Friday, 27 April 2012

Uffa Fox, his greatest design

I am not at all sure this if fact but as the tomb stone on his grave shows a parachute and a small boat floating down through the air to the sea, its clear the family thought this way.

Uffa Fox’s great and lasting memorial – the Airborne Lifeboat

Uffa Fox’s Airborne Lifeboat rigged for sailing

from Wikipedia Commons via Ian Dunster

Keith Muscott recently wrote this entertaining short history of Uffa Fox’s Airborne Lifeboat for members of the excellent Yahoogroup Openboat, and has been kind enough to give me permission to publish it here. Many thanks Keith!

‘Uffa Fox became obsessed with the notion of a ‘droppable’ lifeboat following the capture of his stepson Bobbie Sach after a ditching. His first idea was a folding boat that could be dropped straight from a low-flying aircraft. He soon realized the impracticality of this, and moved on to consider parachuting it into the oggin. It was to be made of small panels of plywood, which would be opened up by the parachutes as the whole parcel descended. Legend has it that he dropped the first model from a top floor window and converted the drinkers in the Duke of York to teetotalism when they saw it float down. Folding plywood panels were soon discarded in the light of experience.

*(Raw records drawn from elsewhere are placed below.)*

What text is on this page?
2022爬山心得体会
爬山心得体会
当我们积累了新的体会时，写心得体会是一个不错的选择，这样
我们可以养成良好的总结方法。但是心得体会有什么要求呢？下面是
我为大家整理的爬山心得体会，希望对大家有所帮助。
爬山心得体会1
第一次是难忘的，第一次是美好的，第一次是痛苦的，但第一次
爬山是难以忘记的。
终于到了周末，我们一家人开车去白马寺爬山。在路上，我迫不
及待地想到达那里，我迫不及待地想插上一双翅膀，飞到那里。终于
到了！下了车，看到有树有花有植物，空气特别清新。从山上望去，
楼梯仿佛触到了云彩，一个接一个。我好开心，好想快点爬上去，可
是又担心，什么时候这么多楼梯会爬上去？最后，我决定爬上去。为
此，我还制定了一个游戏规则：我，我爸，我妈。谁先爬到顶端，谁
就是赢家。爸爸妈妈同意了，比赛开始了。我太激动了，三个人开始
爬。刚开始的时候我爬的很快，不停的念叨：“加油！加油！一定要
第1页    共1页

‘That idea was dropped in favour of carrying the complete craft in the belly of a plane, which was to be an American Hudson (already in use for air-sea rescue). Subsequently they discovered that the bomb door jacks took up too much room for the boat to be carried in the bomb bay, so it was back to the drawing board to design a boat which was streamlined enough to hang outside like a torpedo without completely ruining the air flow. Uffa secured the go-ahead from Lord Brabazon, who subsequently got a rocket from those above for allowing himself to cave in so quickly under the influence of Fox’s silver tongue.
‘Uffa designed the final version one-eighth full-size, 1.5 ins to the foot, and ran off dozens of copies so that many draughtsmen could work on it simultaneously. The lines were lofted then the builders set to work: three weeks in all from pencil lines to waterlines. The hull was built with traditional diagonal planking – two layers of opposing diagonals, one straight planks fore and aft separating them, if I remember correctly. There would probably have been oiled silk or some such material between layers.

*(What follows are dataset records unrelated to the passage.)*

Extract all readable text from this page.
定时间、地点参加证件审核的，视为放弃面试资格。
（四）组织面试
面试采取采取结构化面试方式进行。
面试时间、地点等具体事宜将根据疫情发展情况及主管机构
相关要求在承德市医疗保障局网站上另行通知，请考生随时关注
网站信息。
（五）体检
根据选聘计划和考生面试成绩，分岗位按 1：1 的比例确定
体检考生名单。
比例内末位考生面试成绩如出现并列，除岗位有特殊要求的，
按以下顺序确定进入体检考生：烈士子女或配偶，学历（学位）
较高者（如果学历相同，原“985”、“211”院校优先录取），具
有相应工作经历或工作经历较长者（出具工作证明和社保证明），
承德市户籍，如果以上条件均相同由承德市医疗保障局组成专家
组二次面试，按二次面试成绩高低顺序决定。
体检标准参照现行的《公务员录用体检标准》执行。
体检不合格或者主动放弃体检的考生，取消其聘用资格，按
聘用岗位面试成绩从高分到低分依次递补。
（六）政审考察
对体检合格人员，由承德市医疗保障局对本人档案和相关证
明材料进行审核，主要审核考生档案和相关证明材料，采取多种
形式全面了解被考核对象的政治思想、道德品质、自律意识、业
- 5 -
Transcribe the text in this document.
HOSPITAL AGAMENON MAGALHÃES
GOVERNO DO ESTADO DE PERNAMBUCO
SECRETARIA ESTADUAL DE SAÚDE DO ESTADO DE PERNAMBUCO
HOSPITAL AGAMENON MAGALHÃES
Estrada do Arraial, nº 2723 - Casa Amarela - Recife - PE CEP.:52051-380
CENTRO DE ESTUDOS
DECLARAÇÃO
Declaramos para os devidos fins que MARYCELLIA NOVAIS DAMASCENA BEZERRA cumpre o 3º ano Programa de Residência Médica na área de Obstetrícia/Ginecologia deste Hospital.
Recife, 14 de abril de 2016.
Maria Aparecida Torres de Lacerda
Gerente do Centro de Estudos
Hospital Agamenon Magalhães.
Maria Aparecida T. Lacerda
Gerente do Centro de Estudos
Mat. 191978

‘The test pilot in the Hudson would only fly the first test with the boat attached if Uffa went along too – which he did, including during the final stall tests. The streamlined boat hardly affected the airspeed at all and the plane kept up easily with another Hudson carrying RAF photographers. A secondhand Britannia Middy engine was reconned by the manufacturers for the tests and proved to be exactly right, delivering six knots and good endurance – but it was no longer in production. This led to a call going out to pleasure boat operators up and down the land, including many municipal boating lakes, to strip out engines and return them to the manufacturers (the British Motor Boat Manufacturing Company). June Dixon, Uffa’s neice, describes this bizarre situation beautifully:

“These valiant little engines, cast aside by the exigencies of war and no longer responding to the peacetime call of ‘Come in number twelve, your time is up’, were destined to find themselves chugging gaily along, homeward bound, offering new hope to men whose time but for them might well also have been up.’”

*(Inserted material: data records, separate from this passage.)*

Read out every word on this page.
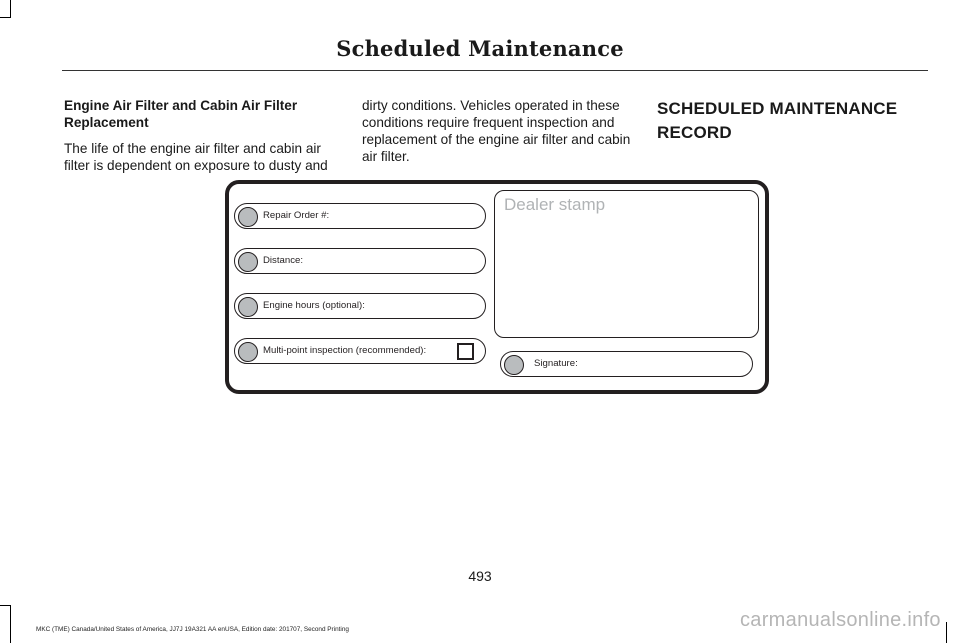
Scheduled Maintenance

Engine Air Filter and Cabin Air Filter Replacement

The life of the engine air filter and cabin air filter is dependent on exposure to dusty and

dirty conditions. Vehicles operated in these conditions require frequent inspection and replacement of the engine air filter and cabin air filter.

SCHEDULED MAINTENANCE
RECORD
Repair Order #:
Distance:
Engine hours (optional):
Multi-point inspection (recommended):
Dealer stamp
Signature:
493
MKC (TME) Canada/United States of America, JJ7J 19A321 AA enUSA, Edition date: 201707, Second Printing	carmanualsonline.info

‘The air-sea trial took place during an air raid, with Uffa, and others, bobbing up and down in the Solent in a rubber dinghy. The pilot had been instructed to drop the boat from 600 feet at 110 mph, aimed right at the dinghy, whose occupants were duly soaked by the splash. It descended as the designer intended, nose down under several chutes at a thirty degree angle. The chutes were blown away by a charge when the boat hit and floating lines were fired outwards by two rockets.

‘The boat – a world’s first – was equally as successful in practice and Uffa was eventually presented with a certificate saying as much by members of the Goldfish Club when he became the subject of the television programme This is Your Life many years later.
‘It has been suggested that if the old rogue ever did get into heaven before the Devil knew he was dead, then this design above all others would have been the one that tipped the balance in his favour.

‘Keith Muscott
The Airborne Lifeboats were used in as many as 600 rescues, but after WWII was over, many were converted for use by yachtsmen and dinghy sailors, and I’ve heard reports of a racing class being created around them. They would certainly have made good, big cruising boats for sailing schools and so on.

My thanks to those who wrote about this amazing design and thanks also to Wikipedia.